Машины здесь тоже редко проезжали, разве что соседские. Зато бродяги, ища уединение, заходили сюда часто, да и странствующие торговцы со своим незамысловатым товаром, уличные лекари. Катя встретила одного такого, когда, подъехав однажды к воротам, натолкнулась на старичка с сумкой через плечо и задрипанным чемоданчиком. Он стоял у их ворот и, покачивая головой, разговаривал через калитку со сторожем. Вида незатейливого – дряхлый, согнутый, весь какой-то обшарпанный и потрепанный. Чемоданчик его приходился, видимо, ровесником самому хозяину. Но, увидев въехавших во двор европейцев, он вдруг громко и хрипло закричал какую-то длинную фразу на хинди, потом постарался перевести ее на очень плохой английский. Катя прислушалась к словам индийца и не сдержалась, громко рассмеявшись.
– Ты слышал, что он орет? – спросила Катя у Дементия. – Вскрываю нарывы, вырезаю мозоли, прокалываю носы и уши и делаю другие мелкие операции! Здорово, правда? Кто ж ему, такому старенькому, дастся? – удивилась Катя. – И выглядит он, честно говоря, не слишком стерильно.

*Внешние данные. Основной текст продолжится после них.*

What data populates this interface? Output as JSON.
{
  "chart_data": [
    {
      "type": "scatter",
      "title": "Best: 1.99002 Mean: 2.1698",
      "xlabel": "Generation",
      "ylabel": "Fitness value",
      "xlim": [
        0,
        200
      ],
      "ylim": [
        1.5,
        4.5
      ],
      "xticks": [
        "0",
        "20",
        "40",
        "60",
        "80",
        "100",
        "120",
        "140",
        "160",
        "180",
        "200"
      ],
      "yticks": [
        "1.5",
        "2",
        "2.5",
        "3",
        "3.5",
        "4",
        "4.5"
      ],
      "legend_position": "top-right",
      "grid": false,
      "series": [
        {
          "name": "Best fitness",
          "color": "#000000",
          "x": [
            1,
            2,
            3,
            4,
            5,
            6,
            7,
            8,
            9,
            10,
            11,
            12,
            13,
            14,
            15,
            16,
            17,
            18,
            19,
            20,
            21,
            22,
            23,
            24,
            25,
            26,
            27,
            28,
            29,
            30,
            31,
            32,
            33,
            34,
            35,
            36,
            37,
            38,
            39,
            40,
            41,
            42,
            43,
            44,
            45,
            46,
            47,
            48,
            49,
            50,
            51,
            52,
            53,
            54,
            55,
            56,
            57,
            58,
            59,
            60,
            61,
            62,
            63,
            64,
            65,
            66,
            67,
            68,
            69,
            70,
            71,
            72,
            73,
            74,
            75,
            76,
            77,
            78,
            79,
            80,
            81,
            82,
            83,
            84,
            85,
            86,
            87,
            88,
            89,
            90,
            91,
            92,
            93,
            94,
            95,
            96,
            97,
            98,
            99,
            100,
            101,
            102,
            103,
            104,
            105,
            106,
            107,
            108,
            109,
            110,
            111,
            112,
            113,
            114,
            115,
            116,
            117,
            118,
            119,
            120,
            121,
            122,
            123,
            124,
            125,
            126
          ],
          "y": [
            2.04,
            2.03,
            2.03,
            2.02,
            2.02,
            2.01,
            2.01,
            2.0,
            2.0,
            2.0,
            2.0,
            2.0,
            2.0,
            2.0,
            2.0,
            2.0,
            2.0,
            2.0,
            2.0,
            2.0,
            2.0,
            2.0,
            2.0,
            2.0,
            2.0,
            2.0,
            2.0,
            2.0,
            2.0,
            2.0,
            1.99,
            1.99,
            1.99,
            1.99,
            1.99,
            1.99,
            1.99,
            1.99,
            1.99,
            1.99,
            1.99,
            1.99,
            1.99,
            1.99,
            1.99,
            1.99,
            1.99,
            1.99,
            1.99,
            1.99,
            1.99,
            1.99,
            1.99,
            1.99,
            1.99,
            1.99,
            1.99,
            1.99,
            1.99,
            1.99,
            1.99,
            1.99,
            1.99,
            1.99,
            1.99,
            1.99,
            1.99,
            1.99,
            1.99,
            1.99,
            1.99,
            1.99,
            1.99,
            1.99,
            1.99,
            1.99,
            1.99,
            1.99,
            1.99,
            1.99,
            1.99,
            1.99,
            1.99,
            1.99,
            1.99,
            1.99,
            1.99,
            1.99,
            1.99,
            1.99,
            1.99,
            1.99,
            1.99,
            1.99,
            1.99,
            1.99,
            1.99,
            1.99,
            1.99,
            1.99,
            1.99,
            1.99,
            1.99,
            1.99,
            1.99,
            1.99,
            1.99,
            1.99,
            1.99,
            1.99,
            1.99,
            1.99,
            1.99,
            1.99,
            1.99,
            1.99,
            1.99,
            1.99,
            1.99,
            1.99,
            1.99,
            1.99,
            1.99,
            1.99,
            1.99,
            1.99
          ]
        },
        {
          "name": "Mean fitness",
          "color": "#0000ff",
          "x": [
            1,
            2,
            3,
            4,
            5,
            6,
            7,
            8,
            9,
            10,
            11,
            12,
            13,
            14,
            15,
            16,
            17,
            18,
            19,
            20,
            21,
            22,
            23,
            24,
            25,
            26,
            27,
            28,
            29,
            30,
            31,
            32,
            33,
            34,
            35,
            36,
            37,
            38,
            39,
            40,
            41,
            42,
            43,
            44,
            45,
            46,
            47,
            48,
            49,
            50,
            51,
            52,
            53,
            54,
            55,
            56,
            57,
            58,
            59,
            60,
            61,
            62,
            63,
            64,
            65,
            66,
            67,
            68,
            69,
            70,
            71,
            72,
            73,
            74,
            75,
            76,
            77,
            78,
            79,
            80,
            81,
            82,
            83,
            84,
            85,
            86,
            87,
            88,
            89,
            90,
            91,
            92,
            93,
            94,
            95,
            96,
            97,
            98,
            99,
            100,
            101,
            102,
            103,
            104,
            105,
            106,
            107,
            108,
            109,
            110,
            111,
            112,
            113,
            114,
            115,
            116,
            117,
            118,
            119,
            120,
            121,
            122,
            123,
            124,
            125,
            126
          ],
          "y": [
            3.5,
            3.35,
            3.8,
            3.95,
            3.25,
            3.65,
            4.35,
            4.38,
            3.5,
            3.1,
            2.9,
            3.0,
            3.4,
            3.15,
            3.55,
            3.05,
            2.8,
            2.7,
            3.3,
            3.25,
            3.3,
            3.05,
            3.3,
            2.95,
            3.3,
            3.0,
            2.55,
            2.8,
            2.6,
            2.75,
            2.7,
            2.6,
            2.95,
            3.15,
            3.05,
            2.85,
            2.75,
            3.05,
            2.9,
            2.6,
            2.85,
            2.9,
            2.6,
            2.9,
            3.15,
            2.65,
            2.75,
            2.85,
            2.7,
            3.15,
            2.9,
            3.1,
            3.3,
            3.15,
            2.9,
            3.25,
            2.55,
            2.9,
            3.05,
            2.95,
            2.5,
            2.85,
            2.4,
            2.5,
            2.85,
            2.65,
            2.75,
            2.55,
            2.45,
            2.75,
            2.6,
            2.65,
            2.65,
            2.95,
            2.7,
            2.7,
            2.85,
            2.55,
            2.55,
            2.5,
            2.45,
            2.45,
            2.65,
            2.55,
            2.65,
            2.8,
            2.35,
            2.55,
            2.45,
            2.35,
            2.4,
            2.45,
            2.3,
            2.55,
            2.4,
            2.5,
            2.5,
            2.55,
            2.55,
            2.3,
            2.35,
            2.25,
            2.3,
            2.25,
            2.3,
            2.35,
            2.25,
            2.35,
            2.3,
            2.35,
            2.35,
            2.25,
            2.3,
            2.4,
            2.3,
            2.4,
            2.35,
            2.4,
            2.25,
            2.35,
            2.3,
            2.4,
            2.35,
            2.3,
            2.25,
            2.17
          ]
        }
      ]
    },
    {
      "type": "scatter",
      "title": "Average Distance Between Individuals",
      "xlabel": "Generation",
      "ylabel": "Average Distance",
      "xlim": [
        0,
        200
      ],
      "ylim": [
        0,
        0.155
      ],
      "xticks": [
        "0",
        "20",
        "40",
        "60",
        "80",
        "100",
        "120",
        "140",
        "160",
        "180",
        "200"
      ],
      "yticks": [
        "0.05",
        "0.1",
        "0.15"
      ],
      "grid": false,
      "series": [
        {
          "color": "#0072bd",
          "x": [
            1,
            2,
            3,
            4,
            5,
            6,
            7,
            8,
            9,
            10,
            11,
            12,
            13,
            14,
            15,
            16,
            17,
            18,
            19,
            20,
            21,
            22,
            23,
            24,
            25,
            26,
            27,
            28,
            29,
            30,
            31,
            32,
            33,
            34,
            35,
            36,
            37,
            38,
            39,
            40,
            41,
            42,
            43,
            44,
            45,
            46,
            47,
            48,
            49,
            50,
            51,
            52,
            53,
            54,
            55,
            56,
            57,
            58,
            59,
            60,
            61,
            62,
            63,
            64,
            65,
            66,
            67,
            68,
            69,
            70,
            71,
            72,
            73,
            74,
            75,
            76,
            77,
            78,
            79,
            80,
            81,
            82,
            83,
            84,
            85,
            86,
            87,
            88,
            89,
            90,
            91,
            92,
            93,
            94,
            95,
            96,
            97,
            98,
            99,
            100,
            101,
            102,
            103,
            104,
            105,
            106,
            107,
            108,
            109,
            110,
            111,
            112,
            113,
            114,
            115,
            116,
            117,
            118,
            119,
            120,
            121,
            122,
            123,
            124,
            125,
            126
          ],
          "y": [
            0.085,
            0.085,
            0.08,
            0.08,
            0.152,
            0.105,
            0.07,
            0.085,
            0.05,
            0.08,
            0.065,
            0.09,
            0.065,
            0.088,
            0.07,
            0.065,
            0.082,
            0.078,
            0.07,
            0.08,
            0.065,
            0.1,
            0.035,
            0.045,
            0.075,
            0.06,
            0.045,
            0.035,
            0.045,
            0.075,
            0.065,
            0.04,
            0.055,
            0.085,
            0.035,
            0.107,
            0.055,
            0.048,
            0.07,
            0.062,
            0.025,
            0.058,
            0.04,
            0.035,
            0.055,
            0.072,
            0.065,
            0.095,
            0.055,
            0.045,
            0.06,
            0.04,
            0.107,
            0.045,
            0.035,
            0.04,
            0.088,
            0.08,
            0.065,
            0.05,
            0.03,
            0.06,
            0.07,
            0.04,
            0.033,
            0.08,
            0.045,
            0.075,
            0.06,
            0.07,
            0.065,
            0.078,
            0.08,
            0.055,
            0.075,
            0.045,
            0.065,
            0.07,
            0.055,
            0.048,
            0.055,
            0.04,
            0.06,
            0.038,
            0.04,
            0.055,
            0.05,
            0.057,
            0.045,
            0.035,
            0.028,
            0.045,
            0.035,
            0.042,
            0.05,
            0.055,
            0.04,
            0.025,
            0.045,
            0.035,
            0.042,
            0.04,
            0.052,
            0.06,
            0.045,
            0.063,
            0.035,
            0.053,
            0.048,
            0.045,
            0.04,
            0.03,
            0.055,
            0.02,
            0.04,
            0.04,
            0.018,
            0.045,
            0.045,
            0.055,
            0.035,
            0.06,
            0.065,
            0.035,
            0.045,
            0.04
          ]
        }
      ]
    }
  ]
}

Машина остановилась наконец у двери, «хирург» подоспел как раз вовремя и, вежливо поклонившись, снова завопил прямо в ухо о нарывах, мозолях, носах и ушах.
– Спасибо, не надо, – ответил Дементий на хинди.
– О, сэр, я могу сделать любую операцию, все инструменты у меня с собой. – И он встряхнул для убедительности чемоданчиком, в котором что-то жалобно звякнуло.
– Нет-нет, у нас все в порядке, – попытался отвязаться от него Дементий.
– Но я ведь делаю еще и косметические операции, – заявил дедушка, подходя к Дементию поближе и внимательно рассматривая его лицо, ища какой-нибудь изъян. Он попытался было устроиться у входа в дом, начав раскладывать содержимое чемоданчика, но у Дементия лопнуло терпение.
– Я же сказал: нет!
– Хорошо-хорошо! Договорились, сэр, я приду завтра. Вас устроит это же время? – Старичок подхватил свои вещички, еще раз поклонился и, не дожидаясь ответа, пошел дальше. Через несколько шагов остановился и с явным расчетом на Дементия заорал на всю улицу: – Опытный врач-хирург! Делаю практически любые операции! Обновляю людей! Делаю их красивыми! Могу вырезать все, что вы считаете ненужным!